It’s enough to make you cry isn’t it? When you find opened parcels of clothes that have been lying in a dark corner of a certain someone’s room and you get that sickening feeling in your stomach as you do the maths and calculate that they have to have been there for a very long time, long enough to have no chance of ever being returned to where the so expensively came from!
It happens every summer in our family. Before we head off on holiday there is a mad rush to buy summer clothes even though there are a multitude of shopping centres no matter where we are heading to.
I tried explaining that no-one will see them on the early ferry but to no avail. I guess they just want to look their very best when we tumble out of the car to buy a sandwich in Fort William?

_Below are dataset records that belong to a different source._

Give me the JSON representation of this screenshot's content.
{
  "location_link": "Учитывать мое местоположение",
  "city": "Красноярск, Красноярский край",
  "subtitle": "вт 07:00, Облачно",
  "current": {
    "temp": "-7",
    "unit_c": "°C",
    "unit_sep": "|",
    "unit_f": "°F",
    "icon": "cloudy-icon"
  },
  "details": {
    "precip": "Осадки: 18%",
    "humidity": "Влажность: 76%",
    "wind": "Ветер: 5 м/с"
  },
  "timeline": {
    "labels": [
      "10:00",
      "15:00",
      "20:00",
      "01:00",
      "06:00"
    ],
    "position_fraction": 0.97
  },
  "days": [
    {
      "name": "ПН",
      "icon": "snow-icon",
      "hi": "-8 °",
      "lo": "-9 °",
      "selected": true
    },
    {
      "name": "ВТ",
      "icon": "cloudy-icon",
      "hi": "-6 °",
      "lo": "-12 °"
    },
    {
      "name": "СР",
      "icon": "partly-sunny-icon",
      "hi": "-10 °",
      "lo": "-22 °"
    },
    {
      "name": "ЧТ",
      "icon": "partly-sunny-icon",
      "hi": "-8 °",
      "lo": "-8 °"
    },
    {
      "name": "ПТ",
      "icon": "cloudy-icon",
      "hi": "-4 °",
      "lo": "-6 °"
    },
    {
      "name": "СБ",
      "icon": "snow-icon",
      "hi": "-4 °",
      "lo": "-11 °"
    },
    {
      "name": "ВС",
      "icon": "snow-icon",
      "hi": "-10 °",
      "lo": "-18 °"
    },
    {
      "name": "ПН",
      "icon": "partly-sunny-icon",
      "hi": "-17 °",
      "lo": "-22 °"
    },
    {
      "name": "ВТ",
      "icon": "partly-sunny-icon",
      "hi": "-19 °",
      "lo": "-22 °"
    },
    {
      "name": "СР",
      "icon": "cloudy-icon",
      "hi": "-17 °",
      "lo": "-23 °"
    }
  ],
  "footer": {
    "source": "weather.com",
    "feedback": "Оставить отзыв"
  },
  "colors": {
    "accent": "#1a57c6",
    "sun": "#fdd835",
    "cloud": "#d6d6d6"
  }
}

It doesn’t explain the rest of the newly purchased clothes though as they are tucked safely in their suitcases.
Well that’s not strictly true as one daughter just opens up her drawers and tips everything into the case before jumping up and down on it like an Olympic trampolinist.
I should be grateful though because I am almost certain that if we ever flew away on holiday then everything in my girls’ suitcase would be brand new just in case they get called for a baggage check at Stornoway airport.
Can’t have someone rummaging through your old knickers can you?
Once back from holiday it’s a case of early dementia for me and the wife and just laziness for the other two as we forget to send back the stuff they didn’t like.
I reckon their success rate with buying stuff online is about 2%.
Wrong size, looks horrible, you name it they have said it and returned it.
My tongue is now half its original size from biting it so much to try and not shout at them for continually buying the wrong size.
Do they not understand that the definition of madness is doing the same thing twice and expecting a different result?
They just buy the same size every time and send it back every time for the next size up. Forgive me for asking ladies but why not buy the correct size the first time instead of trying to stuff your legs into a drainpipe?
In reality everyone thinks it is me who is mad after they caught me handing back an unopened Boo Hoo parcel to the postman.